The SAN’s inability to effectively make even the symbolic gesture of a rally solidifies the widespread belief that only a few loose cannons care about these issues. Meanwhile, the non-hierarchical concept limits their credibility in the eyes of sympathetic people who are not willing to go all-in on political woo-woo.
UMSU
Under Jeremiah Kopp’s presidency, UMSU has been more interested in procedural shenanigans, frivolous campaigns, and capital projects than in advocacy for the academic interests of its members.
As I’ve said before, Kopp’s measured, co-operative responses to university administration are more befitting the role of a university vice-president than a union leader – who should act as an external check on the institution, whose job is to ensure that boards, committees, and strategic plans don’t run roughshod over his members’ interests.
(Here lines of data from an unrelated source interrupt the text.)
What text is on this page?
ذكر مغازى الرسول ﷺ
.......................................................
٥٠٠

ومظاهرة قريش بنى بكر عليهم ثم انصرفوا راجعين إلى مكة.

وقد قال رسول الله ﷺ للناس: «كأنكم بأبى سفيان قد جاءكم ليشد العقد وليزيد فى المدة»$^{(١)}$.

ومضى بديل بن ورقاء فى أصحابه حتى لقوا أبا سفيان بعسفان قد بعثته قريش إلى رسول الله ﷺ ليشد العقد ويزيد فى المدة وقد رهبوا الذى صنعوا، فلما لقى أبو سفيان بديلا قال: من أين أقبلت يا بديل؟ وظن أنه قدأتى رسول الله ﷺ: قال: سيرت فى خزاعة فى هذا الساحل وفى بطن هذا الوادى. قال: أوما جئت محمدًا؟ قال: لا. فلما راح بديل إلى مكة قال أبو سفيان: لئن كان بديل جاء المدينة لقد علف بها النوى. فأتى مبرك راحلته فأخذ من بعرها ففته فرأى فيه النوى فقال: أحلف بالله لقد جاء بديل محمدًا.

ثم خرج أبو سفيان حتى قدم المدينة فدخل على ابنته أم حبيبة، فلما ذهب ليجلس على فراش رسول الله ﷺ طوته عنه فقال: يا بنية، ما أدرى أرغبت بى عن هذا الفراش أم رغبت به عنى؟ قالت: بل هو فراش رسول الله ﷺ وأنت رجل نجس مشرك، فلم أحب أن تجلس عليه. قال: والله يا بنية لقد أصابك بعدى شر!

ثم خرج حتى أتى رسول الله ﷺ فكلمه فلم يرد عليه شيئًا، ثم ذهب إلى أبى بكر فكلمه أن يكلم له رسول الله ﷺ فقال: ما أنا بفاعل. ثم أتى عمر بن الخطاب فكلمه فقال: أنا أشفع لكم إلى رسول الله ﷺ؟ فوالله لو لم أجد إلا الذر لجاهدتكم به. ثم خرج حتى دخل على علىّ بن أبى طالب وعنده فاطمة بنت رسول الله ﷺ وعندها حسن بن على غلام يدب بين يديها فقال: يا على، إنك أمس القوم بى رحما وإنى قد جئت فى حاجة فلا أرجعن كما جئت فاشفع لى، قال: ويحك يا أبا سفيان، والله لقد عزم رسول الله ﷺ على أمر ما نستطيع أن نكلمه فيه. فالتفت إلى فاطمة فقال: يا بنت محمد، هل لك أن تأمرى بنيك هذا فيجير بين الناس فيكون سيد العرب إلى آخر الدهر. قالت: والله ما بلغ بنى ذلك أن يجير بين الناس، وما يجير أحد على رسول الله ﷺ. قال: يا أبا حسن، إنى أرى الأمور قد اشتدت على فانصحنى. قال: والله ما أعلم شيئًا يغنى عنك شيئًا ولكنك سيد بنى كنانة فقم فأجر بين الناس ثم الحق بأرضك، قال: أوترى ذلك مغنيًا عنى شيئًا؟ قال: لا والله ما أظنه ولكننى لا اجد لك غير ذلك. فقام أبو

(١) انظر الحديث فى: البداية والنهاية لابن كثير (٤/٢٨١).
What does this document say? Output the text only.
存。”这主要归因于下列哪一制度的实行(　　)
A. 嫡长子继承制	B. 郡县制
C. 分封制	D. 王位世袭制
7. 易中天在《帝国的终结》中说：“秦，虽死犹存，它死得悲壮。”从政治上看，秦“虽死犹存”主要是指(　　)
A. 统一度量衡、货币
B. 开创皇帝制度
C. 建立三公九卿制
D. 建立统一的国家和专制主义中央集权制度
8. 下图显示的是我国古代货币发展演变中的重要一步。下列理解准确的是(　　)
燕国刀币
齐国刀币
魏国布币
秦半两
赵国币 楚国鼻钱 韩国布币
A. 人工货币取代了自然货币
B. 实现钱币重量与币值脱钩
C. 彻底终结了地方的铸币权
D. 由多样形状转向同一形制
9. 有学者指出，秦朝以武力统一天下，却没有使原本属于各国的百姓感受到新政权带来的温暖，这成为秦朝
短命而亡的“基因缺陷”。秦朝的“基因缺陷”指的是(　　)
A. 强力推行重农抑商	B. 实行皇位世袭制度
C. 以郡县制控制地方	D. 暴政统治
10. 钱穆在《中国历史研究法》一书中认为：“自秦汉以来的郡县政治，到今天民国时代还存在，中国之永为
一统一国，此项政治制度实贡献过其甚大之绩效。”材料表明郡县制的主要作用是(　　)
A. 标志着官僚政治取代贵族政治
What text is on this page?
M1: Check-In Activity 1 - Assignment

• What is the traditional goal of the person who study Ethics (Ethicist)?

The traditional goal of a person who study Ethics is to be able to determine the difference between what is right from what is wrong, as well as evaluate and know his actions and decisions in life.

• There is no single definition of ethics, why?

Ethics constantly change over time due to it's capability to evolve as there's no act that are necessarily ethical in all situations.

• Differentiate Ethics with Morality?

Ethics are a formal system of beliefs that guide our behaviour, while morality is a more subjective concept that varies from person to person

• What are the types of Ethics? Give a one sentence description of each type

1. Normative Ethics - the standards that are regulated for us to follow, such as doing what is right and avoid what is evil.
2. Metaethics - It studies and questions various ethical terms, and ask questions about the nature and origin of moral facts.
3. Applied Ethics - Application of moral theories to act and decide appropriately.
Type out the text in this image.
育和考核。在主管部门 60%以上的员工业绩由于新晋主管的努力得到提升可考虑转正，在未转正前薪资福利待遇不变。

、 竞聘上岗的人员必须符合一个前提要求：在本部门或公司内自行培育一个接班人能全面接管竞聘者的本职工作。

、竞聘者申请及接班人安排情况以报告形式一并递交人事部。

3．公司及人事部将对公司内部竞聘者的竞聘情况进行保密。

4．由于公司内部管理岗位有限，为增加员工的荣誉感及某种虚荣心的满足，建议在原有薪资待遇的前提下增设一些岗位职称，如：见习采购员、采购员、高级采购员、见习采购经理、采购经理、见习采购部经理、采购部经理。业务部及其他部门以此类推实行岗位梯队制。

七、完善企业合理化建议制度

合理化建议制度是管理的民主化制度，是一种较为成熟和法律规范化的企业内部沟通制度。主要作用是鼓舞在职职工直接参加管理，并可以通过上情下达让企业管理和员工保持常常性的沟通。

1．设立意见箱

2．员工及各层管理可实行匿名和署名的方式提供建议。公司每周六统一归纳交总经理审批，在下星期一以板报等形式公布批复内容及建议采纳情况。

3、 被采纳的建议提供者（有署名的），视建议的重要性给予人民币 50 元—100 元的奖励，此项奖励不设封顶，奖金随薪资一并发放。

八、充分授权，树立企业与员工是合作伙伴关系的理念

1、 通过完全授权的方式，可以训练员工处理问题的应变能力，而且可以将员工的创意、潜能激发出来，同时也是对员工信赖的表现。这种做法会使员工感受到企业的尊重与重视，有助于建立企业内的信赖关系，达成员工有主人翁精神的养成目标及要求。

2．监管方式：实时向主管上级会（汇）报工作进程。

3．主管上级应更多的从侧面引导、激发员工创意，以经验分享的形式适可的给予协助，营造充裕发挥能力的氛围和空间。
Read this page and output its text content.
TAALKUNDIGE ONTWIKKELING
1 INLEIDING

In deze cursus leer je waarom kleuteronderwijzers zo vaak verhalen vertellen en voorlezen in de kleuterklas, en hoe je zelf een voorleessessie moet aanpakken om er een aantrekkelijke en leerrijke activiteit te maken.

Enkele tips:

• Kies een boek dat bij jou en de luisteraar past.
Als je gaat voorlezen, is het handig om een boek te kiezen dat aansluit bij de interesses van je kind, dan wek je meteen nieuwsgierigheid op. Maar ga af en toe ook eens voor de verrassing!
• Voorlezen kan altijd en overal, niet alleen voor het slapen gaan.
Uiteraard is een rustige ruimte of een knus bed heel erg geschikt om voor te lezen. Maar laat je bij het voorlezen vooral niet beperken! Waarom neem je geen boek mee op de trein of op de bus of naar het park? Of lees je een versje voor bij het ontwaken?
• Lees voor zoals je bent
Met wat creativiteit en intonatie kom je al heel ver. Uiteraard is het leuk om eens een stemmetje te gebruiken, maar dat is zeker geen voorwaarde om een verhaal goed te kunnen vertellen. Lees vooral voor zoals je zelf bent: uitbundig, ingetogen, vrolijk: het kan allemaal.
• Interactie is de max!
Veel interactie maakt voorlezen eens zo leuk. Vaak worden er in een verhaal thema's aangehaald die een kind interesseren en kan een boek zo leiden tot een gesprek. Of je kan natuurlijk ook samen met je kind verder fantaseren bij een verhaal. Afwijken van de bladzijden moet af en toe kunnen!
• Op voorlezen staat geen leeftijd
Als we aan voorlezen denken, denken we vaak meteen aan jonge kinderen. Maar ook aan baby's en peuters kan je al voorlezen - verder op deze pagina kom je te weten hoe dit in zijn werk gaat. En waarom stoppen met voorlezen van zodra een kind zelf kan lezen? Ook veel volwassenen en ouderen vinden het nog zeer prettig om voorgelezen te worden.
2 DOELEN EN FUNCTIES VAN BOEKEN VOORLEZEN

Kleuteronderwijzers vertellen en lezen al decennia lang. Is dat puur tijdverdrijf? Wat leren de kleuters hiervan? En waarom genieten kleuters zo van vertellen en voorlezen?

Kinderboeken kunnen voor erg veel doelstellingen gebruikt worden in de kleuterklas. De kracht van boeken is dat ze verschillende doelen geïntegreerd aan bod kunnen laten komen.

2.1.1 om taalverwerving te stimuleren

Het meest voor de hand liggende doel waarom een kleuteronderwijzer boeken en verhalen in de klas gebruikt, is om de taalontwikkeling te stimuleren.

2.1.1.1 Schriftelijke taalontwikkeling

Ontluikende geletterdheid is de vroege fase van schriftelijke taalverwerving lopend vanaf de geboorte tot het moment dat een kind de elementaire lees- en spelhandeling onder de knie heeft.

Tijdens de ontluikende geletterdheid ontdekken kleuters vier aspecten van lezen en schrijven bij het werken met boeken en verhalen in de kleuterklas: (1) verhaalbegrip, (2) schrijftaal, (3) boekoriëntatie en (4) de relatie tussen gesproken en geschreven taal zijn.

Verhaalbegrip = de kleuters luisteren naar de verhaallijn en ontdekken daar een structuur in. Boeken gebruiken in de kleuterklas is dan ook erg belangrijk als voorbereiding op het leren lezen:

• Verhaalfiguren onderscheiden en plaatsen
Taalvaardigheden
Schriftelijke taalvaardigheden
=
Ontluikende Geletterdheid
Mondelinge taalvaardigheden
In fact, as UMSU president, Kopp seems more interested in dodging his membership while pursuing his preordained projects. The most egregious example is the recent fee hike motion, which also included a number of long-term changes to the union’s accounting practices and a plan to fund child care and financial aid for indigenous students. The motion was not announced publicly before the meeting at which it was carried. This means there was no time for serious analysis of the proposal before the vote was called.
A contingent of councillors discussed tabling the motion – which has time-sensitive items, but no short-term deadlines – and Kopp responded with the outrageous insinuation that they were trying to kill the motion out of latent racism. In the end, the fee increase and other changes were passed with virtually no oversight.
A union whose executive officers see their job primarily as navigating around the inconvenient rabble is a union that does not function properly. There are good people at UMSU, but the institution takes on some of the character of its leaders. This year is a transitional period that will affect the way UMSU behaves for years to come, and if things continue as they have been, this is not good news.
To sum up…
The province sets nice-sounding policy that puts the university in unanticipated double-binds. The university makes no attempt to escape these binds, while UMSU refuses to exert even the slightest pressure on them to do so. The SAN is too busy talking about how teaching is inherently fascist to effectively do anything at all.
But for the limitations of space and time, I could get into even gorier details about higher education in this godforsaken province. Manitoba’s flagship university is in trouble, and it’s clear that no one has a plan to save it.